Event What happens Risk
Home button onPauseonStopunbindService HIGH if stopSelf was called earlier
Back to home Same as Home Same
Screen off Same as Home Same
Task switcher (Recent) onPauseonStopunbindService Same
Swipe from Recents onTaskRemoved() (not overridden!) → potential service death HIGH — no protection
Process death (low memory) Service onDestroy or no callback at all CRITICAL — sessions lost
Doze mode Network restricted, keepalive fails → SSH disconnect Expected — session stays in map as Disconnected
Network change (WiFi→mobile) TCP socket dies → SSH disconnect Expected — same
App update Process killed Sessions lost

All Session State Transitions (SSH)

Idle → Connecting → Connected → Disconnected(reason)
                  → Error(msg)       ↑ (auto-reconnect)
                                     → Disconnected(timeout/lost)

Disconnect causes (7 paths in SSHSession):

  1. Transport DisconnectListener (WiFi off, server disconnect)
  2. Read loop EOF (clean shell exit)
  3. Read loop exception (socket break)
  4. Keepalive timeout (3 missed × 15s = 45s)
  5. Read silence + probe failure (90-120s)
  6. Write timeout (10s)
  7. Write exception

All correctly transition to Disconnected → cleanupDisconnectedSession keeps in maps.

Bugs Found

BUG 1 — CRITICAL: stopSelf() not counteracted by new sessions

Impact: Service destroyed with active sessions when Activity unbinds. Fix: Call ensureStarted() in connectSSHInternal(), connectTelnet(), startLocalShell().

BUG 2 — HIGH: No onTaskRemoved() override

Impact: Swipe from Recents can kill service without onDestroy(). Fix: Override onTaskRemoved() — do NOT stop the service if sessions exist.

BUG 3 — MEDIUM: Auto-reconnect sessions.remove() gap

Impact: Brief window where session is absent from map during reconnect.
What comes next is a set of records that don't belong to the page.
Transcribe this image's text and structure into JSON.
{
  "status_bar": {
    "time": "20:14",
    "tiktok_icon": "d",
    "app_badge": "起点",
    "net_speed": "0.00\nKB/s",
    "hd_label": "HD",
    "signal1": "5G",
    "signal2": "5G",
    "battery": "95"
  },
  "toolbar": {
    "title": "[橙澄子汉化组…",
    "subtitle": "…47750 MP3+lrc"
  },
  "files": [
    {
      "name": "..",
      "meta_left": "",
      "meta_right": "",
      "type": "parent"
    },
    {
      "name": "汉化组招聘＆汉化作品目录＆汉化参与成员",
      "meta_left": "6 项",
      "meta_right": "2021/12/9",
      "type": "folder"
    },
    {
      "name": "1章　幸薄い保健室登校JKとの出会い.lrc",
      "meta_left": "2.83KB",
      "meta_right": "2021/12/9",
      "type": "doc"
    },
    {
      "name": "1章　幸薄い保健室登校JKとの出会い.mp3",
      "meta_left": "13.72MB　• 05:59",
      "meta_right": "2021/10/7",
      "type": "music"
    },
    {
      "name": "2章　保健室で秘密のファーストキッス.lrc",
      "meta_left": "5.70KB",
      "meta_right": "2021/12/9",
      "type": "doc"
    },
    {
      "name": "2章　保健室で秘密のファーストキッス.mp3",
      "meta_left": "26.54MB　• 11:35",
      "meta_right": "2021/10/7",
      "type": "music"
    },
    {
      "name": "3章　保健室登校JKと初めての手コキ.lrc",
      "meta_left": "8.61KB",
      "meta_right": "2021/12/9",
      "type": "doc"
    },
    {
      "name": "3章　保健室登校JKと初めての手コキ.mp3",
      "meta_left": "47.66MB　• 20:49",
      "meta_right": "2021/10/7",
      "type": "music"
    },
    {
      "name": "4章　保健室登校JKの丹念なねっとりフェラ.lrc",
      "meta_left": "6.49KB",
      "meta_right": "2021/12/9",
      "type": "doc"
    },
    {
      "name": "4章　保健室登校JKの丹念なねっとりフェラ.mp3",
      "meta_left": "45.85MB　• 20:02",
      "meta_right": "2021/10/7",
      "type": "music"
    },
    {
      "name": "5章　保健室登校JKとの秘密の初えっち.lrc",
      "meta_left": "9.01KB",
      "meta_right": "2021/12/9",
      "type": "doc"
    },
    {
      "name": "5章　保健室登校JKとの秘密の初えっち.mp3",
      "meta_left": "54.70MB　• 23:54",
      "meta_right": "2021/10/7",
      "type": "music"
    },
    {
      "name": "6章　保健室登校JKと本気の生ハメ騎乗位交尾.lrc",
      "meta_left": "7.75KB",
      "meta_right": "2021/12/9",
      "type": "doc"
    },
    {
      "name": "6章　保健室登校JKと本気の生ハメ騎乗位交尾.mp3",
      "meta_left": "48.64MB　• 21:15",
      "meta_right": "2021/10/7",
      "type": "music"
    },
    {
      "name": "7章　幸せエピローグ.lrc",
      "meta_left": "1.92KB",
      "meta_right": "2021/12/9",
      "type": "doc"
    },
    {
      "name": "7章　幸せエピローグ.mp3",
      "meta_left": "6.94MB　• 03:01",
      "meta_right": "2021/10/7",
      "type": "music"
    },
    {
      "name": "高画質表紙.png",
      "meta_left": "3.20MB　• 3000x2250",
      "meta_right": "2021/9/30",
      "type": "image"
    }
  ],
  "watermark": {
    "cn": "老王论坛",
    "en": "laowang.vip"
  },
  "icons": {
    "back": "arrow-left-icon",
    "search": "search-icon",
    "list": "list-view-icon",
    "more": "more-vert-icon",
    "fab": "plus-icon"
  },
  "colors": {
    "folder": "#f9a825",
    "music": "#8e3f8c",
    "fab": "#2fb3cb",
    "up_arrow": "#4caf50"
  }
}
Fix: Replace entry in-place instead of remove-then-add.

BUG 4 — LOW: Double stopForeground calls

Impact: Log noise, no functional issue. Fix: Gate second call.

BUG 5 — INFO: "No active sessions" notification text

Impact: User sees misleading notification. Note: This text should only appear transiently during checkStopSelfstopSelf flow. With Bug 1 fixed, the service won't linger with "No active sessions" because it will either have sessions or be stopped.